Late afternoon of the second day, we arrived at the Invincible Lodge, near Idaho Springs (but several thousand feet higher in elevation). This lodge is usually used by larger groups. Our family vacation here was made possible by the owners: the Steitz family.

The Invincible Lodge has a huge picture window in the main living room. All but one (the bunkbed room) of the 6 bedrooms has its own bathroom. In addition to the fireplace in this main living room, there is a fireplace downstairs in the media room. There is also an office/library.

We took food and cooked almost all our meals in the well-equipped kitchen. The boys spent a lot of time upstairs in the loft, where there is a large-screen television with satellite service and DVD player (like the media room downstairs, which also features a drop-down screen and video projector).

Susan luxuriated with a book and hot tea by the fireplace.

There were a few pockets of small Aspens that had not lost their leaves yet.

The weather was great -- clear blue skies most days, with heavy snowfall the other days! On one of the clear mornings we drove a little ways up the Fall River Road and then hiked the .75 miles to Saint Mary's Glacier. Last time Susan and I were there (12 years ago?) the glacier reached all the way down to the lake. Now, thanks to (insert your explanation) the glacier is only about 70 yards long.

Cabin fever.

About a quarter mile upriver from the Lodge, Jonathan and Joshua had painstakingly prepared a lure area where they hoped to collect animal prints. In the middle of an area where we removed the rocks and pebbles, and brought in fine dirt, we placed a metal plate and put Vienna sausages on it.

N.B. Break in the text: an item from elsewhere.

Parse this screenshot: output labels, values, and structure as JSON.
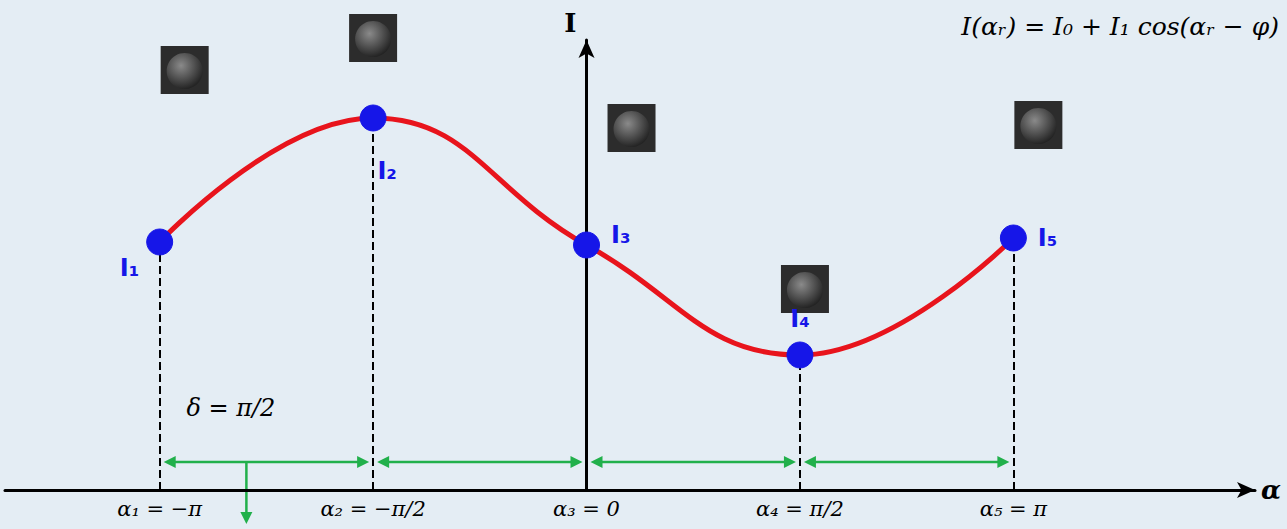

The last time we checked the lure area, some animal had dug all around the lure, leaving some impressive claw marks, but no good prints. We were able to collect prints, using plaster of Paris, when we took a hike further up the Rainbow Road. Jonathan is reading "My Side of the Mountain," which is about a young boy who runs away and lives on his own in the Catskill Mountains. You can imagine how fun this was for him.

The bridge on the road to the lodge. This was a great place for snowball fights!

Jonathan patiently fished for an hour or two in the near-freezing temperature of one morning. We understand that there are trout in this stream, but did not see one even though we were watching carefully for over an hour. Next time we'll try the still water of a lake.

Don't be surprised if you see this picture-or one like it-in a Hepp Christmas card.